Printen

Was Eva onvoldoende ‘gevormd’?

 

Ds. H.J. Room

26-05-18

 

Rare vraag?

 

Volgens 1 Tim. 2: 13 mag een vrouw in de gemeente niet zelf onderwijs geven en op die manier gezag hebben over mannen. Waarom niet? Regelmatig kun je horen dat dit komt, omdat vrouwen in de tijd van Paulus niet goed genoeg waren opgeleid. Het hangt dus samen met hun sociaal-maatschappelijke en culturele omstandigheden.

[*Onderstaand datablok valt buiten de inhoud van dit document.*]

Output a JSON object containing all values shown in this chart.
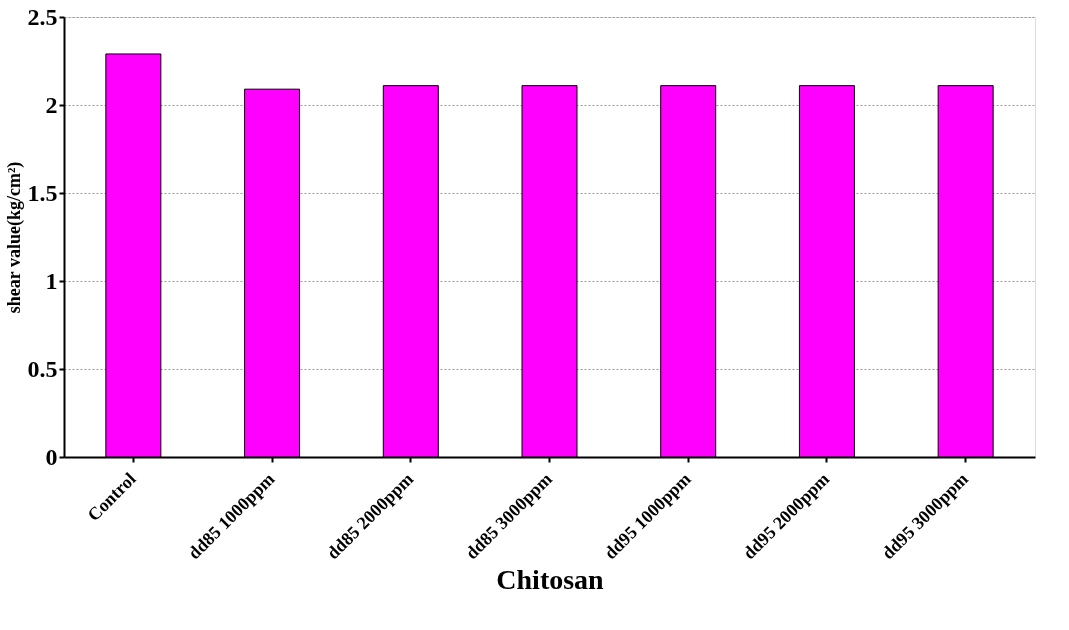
{
  "chart_data": {
    "type": "bar",
    "xlabel": "Chitosan",
    "ylabel": "shear value(kg/cm²)",
    "categories": [
      "Control",
      "dd85 1000ppm",
      "dd85 2000ppm",
      "dd85 3000ppm",
      "dd95 1000ppm",
      "dd95 2000ppm",
      "dd95 3000ppm"
    ],
    "values": [
      2.29,
      2.09,
      2.11,
      2.11,
      2.11,
      2.11,
      2.11
    ],
    "color": "#ff00ff",
    "ylim": [
      0,
      2.5
    ],
    "yticks": [
      0,
      0.5,
      1,
      1.5,
      2,
      2.5
    ],
    "grid": "y"
  }
}
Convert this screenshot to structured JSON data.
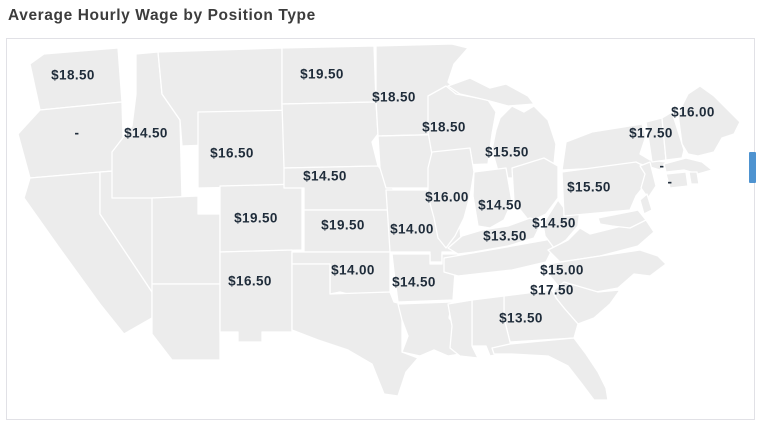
{
  "title": "Average Hourly Wage by Position Type",
  "chart_data": {
    "type": "choropleth",
    "title": "Average Hourly Wage by Position Type",
    "region": "United States (contiguous states)",
    "value_unit": "US dollars per hour",
    "value_format": "$0.00",
    "no_data_label": "-",
    "no_data_color": "#ececec",
    "state_border_color": "#ffffff",
    "label_color": "#1f2c3a",
    "legend_fragment_color": "#4e93d0",
    "color_scale": [
      {
        "value": 13.5,
        "color": "#a6cdeb"
      },
      {
        "value": 14,
        "color": "#97c4e7"
      },
      {
        "value": 14.5,
        "color": "#8bbce4"
      },
      {
        "value": 15,
        "color": "#7eb3e0"
      },
      {
        "value": 15.5,
        "color": "#73abdd"
      },
      {
        "value": 16,
        "color": "#69a5d9"
      },
      {
        "value": 16.5,
        "color": "#5f9ed6"
      },
      {
        "value": 17.5,
        "color": "#4e93d0"
      },
      {
        "value": 18.5,
        "color": "#4389ca"
      },
      {
        "value": 19.5,
        "color": "#3a83c6"
      }
    ],
    "states": [
      {
        "id": "WA",
        "name": "Washington",
        "value": 18.5,
        "label": "$18.50"
      },
      {
        "id": "OR",
        "name": "Oregon",
        "value": null,
        "label": "-"
      },
      {
        "id": "CA",
        "name": "California",
        "value": null,
        "label": ""
      },
      {
        "id": "NV",
        "name": "Nevada",
        "value": null,
        "label": ""
      },
      {
        "id": "ID",
        "name": "Idaho",
        "value": 14.5,
        "label": "$14.50"
      },
      {
        "id": "MT",
        "name": "Montana",
        "value": null,
        "label": ""
      },
      {
        "id": "WY",
        "name": "Wyoming",
        "value": 16.5,
        "label": "$16.50"
      },
      {
        "id": "UT",
        "name": "Utah",
        "value": null,
        "label": ""
      },
      {
        "id": "AZ",
        "name": "Arizona",
        "value": null,
        "label": ""
      },
      {
        "id": "CO",
        "name": "Colorado",
        "value": 19.5,
        "label": "$19.50"
      },
      {
        "id": "NM",
        "name": "New Mexico",
        "value": 16.5,
        "label": "$16.50"
      },
      {
        "id": "ND",
        "name": "North Dakota",
        "value": 19.5,
        "label": "$19.50"
      },
      {
        "id": "SD",
        "name": "South Dakota",
        "value": null,
        "label": ""
      },
      {
        "id": "NE",
        "name": "Nebraska",
        "value": 14.5,
        "label": "$14.50"
      },
      {
        "id": "KS",
        "name": "Kansas",
        "value": 19.5,
        "label": "$19.50"
      },
      {
        "id": "OK",
        "name": "Oklahoma",
        "value": 14,
        "label": "$14.00"
      },
      {
        "id": "TX",
        "name": "Texas",
        "value": null,
        "label": ""
      },
      {
        "id": "MN",
        "name": "Minnesota",
        "value": 18.5,
        "label": "$18.50"
      },
      {
        "id": "IA",
        "name": "Iowa",
        "value": null,
        "label": ""
      },
      {
        "id": "MO",
        "name": "Missouri",
        "value": 14,
        "label": "$14.00"
      },
      {
        "id": "AR",
        "name": "Arkansas",
        "value": 14.5,
        "label": "$14.50"
      },
      {
        "id": "LA",
        "name": "Louisiana",
        "value": null,
        "label": ""
      },
      {
        "id": "WI",
        "name": "Wisconsin",
        "value": 18.5,
        "label": "$18.50"
      },
      {
        "id": "IL",
        "name": "Illinois",
        "value": 16,
        "label": "$16.00"
      },
      {
        "id": "IN",
        "name": "Indiana",
        "value": 14.5,
        "label": "$14.50"
      },
      {
        "id": "MI",
        "name": "Michigan",
        "value": 15.5,
        "label": "$15.50"
      },
      {
        "id": "OH",
        "name": "Ohio",
        "value": null,
        "label": ""
      },
      {
        "id": "KY",
        "name": "Kentucky",
        "value": 13.5,
        "label": "$13.50"
      },
      {
        "id": "TN",
        "name": "Tennessee",
        "value": null,
        "label": ""
      },
      {
        "id": "MS",
        "name": "Mississippi",
        "value": null,
        "label": ""
      },
      {
        "id": "AL",
        "name": "Alabama",
        "value": null,
        "label": ""
      },
      {
        "id": "GA",
        "name": "Georgia",
        "value": 13.5,
        "label": "$13.50"
      },
      {
        "id": "FL",
        "name": "Florida",
        "value": null,
        "label": ""
      },
      {
        "id": "SC",
        "name": "South Carolina",
        "value": 17.5,
        "label": "$17.50"
      },
      {
        "id": "NC",
        "name": "North Carolina",
        "value": 15,
        "label": "$15.00"
      },
      {
        "id": "VA",
        "name": "Virginia",
        "value": null,
        "label": ""
      },
      {
        "id": "WV",
        "name": "West Virginia",
        "value": 14.5,
        "label": "$14.50"
      },
      {
        "id": "MD",
        "name": "Maryland",
        "value": null,
        "label": ""
      },
      {
        "id": "DE",
        "name": "Delaware",
        "value": null,
        "label": ""
      },
      {
        "id": "NJ",
        "name": "New Jersey",
        "value": null,
        "label": ""
      },
      {
        "id": "PA",
        "name": "Pennsylvania",
        "value": 15.5,
        "label": "$15.50"
      },
      {
        "id": "NY",
        "name": "New York",
        "value": null,
        "label": ""
      },
      {
        "id": "VT",
        "name": "Vermont",
        "value": 17.5,
        "label": "$17.50"
      },
      {
        "id": "NH",
        "name": "New Hampshire",
        "value": null,
        "label": "-"
      },
      {
        "id": "MA",
        "name": "Massachusetts",
        "value": null,
        "label": "-"
      },
      {
        "id": "CT",
        "name": "Connecticut",
        "value": null,
        "label": ""
      },
      {
        "id": "RI",
        "name": "Rhode Island",
        "value": null,
        "label": ""
      },
      {
        "id": "ME",
        "name": "Maine",
        "value": 16,
        "label": "$16.00"
      }
    ]
  }
}
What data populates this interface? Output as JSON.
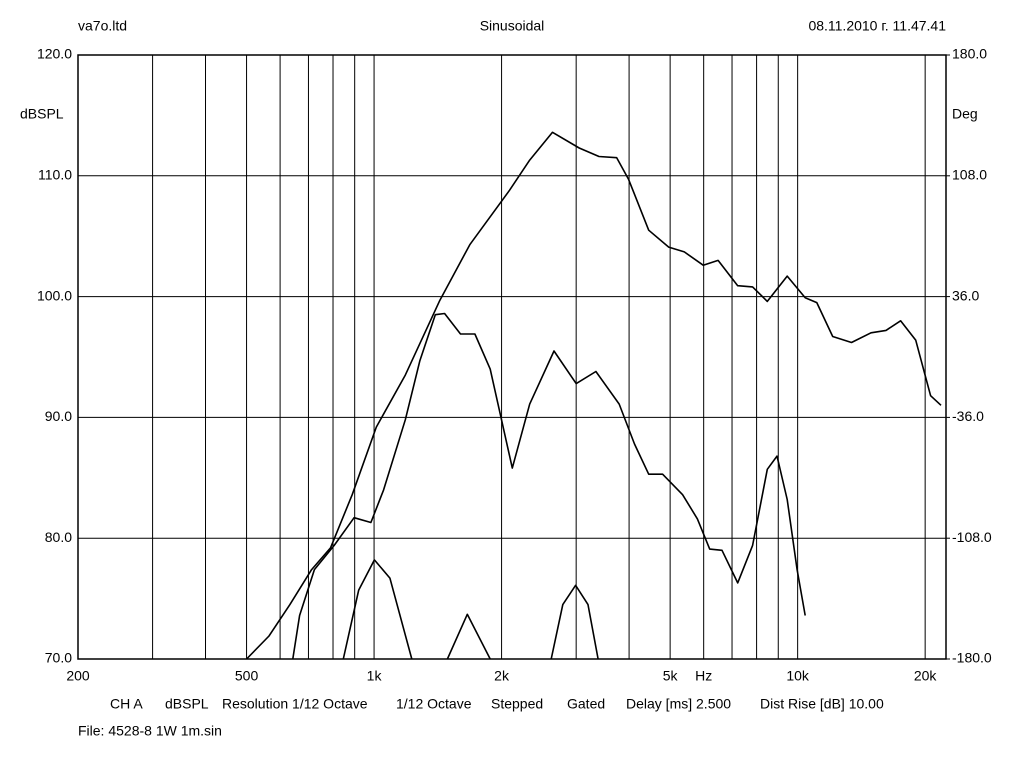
{
  "header": {
    "left": "va7o.ltd",
    "center": "Sinusoidal",
    "right": "08.11.2010 г. 11.47.41"
  },
  "footer": {
    "settings": [
      "CH A",
      "dBSPL",
      "Resolution 1/12 Octave",
      "1/12 Octave",
      "Stepped",
      "Gated",
      "Delay [ms] 2.500",
      "Dist Rise [dB] 10.00"
    ],
    "file": "File: 4528-8 1W 1m.sin"
  },
  "chart_data": {
    "type": "line",
    "log_x": true,
    "grid": true,
    "y_label": "dBSPL",
    "y2_label": "Deg",
    "x_label": "Hz",
    "xlim": [
      200,
      22400
    ],
    "ylim": [
      70,
      120
    ],
    "y2lim": [
      -180,
      180
    ],
    "xticks": [
      200,
      500,
      {
        "value": 1000,
        "label": "1k"
      },
      {
        "value": 2000,
        "label": "2k"
      },
      {
        "value": 5000,
        "label": "5k"
      },
      {
        "value": 10000,
        "label": "10k"
      },
      {
        "value": 20000,
        "label": "20k"
      }
    ],
    "x_label_at": 6000,
    "xgrid": [
      300,
      400,
      600,
      700,
      800,
      900,
      3000,
      4000,
      6000,
      7000,
      8000,
      9000
    ],
    "yticks": [
      {
        "value": 70,
        "label": "70.0"
      },
      {
        "value": 80,
        "label": "80.0"
      },
      {
        "value": 90,
        "label": "90.0"
      },
      {
        "value": 100,
        "label": "100.0"
      },
      {
        "value": 110,
        "label": "110.0"
      },
      {
        "value": 120,
        "label": "120.0"
      }
    ],
    "y2ticks": [
      {
        "value": -180,
        "label": "-180.0"
      },
      {
        "value": -108,
        "label": "-108.0"
      },
      {
        "value": -36,
        "label": "-36.0"
      },
      {
        "value": 36,
        "label": "36.0"
      },
      {
        "value": 108,
        "label": "108.0"
      },
      {
        "value": 180,
        "label": "180.0"
      }
    ],
    "series": [
      {
        "color": "#000000",
        "x": [
          500,
          565,
          633,
          712,
          789,
          888,
          1012,
          1185,
          1430,
          1683,
          2088,
          2330,
          2638,
          3050,
          3396,
          3740,
          3990,
          4450,
          4960,
          5400,
          5985,
          6490,
          7220,
          7830,
          8480,
          9450,
          10420,
          11100,
          12100,
          13400,
          14900,
          16170,
          17500,
          19000,
          20600,
          21800
        ],
        "values": [
          70,
          71.9,
          74.5,
          77.4,
          79.2,
          83.6,
          89.2,
          93.5,
          99.7,
          104.3,
          108.8,
          111.3,
          113.6,
          112.3,
          111.6,
          111.5,
          109.7,
          105.5,
          104.1,
          103.7,
          102.6,
          103.0,
          100.9,
          100.8,
          99.6,
          101.7,
          99.9,
          99.5,
          96.7,
          96.2,
          97.0,
          97.2,
          98.0,
          96.4,
          91.8,
          91.0
        ]
      },
      {
        "color": "#000000",
        "x": [
          643,
          667,
          723,
          805,
          897,
          983,
          1053,
          1185,
          1283,
          1395,
          1467,
          1600,
          1730,
          1880,
          2120,
          2330,
          2660,
          3000,
          3340,
          3790,
          4120,
          4450,
          4800,
          5350,
          5800,
          6200,
          6630,
          7220,
          7830,
          8480,
          8940,
          9450,
          9970,
          10420
        ],
        "values": [
          70,
          73.6,
          77.4,
          79.4,
          81.7,
          81.3,
          84.0,
          89.8,
          94.7,
          98.5,
          98.6,
          96.9,
          96.9,
          94.0,
          85.8,
          91.1,
          95.5,
          92.8,
          93.8,
          91.1,
          87.8,
          85.3,
          85.3,
          83.6,
          81.6,
          79.1,
          79.0,
          76.3,
          79.4,
          85.7,
          86.8,
          83.2,
          77.4,
          73.6
        ]
      },
      {
        "color": "#000000",
        "x": [
          846,
          920,
          1002,
          1090,
          1228,
          null,
          1490,
          1660,
          1880,
          null,
          2620,
          2790,
          2990,
          3200,
          3380
        ],
        "values": [
          70,
          75.7,
          78.2,
          76.7,
          70,
          null,
          70,
          73.7,
          70,
          null,
          70,
          74.5,
          76.1,
          74.5,
          70
        ]
      }
    ]
  }
}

Hoe zul je anderen onderwijzen (mannen) wanneer je niet eerst zelf een goede opleiding hebt gehad?

 

Maatschappelijke omstandigheden

 

Vermoedelijk is het inderdaad zo dat in de Grieks-Romeinse wereld het voor vrouwen meer uitzonderlijk was onderwijs te ontvangen dan voor mannen. Al kun je dit ook weer niet te algemeen nemen. In de hellenistische samenleving hadden vrouwen, zeker als ze uit rijkere kringen afkomstig waren, toegang tot bepaalde vormen van onderwijs. Ook kun je er niet vanzelfsprekend van uit gaan dat de vrouw een volkomen ondergeschikte positie innam in de maatschappij van die tijd. Wel werd van vrouwen verwacht dat zij zich in een onderwijssituatie rustig hielden.[1]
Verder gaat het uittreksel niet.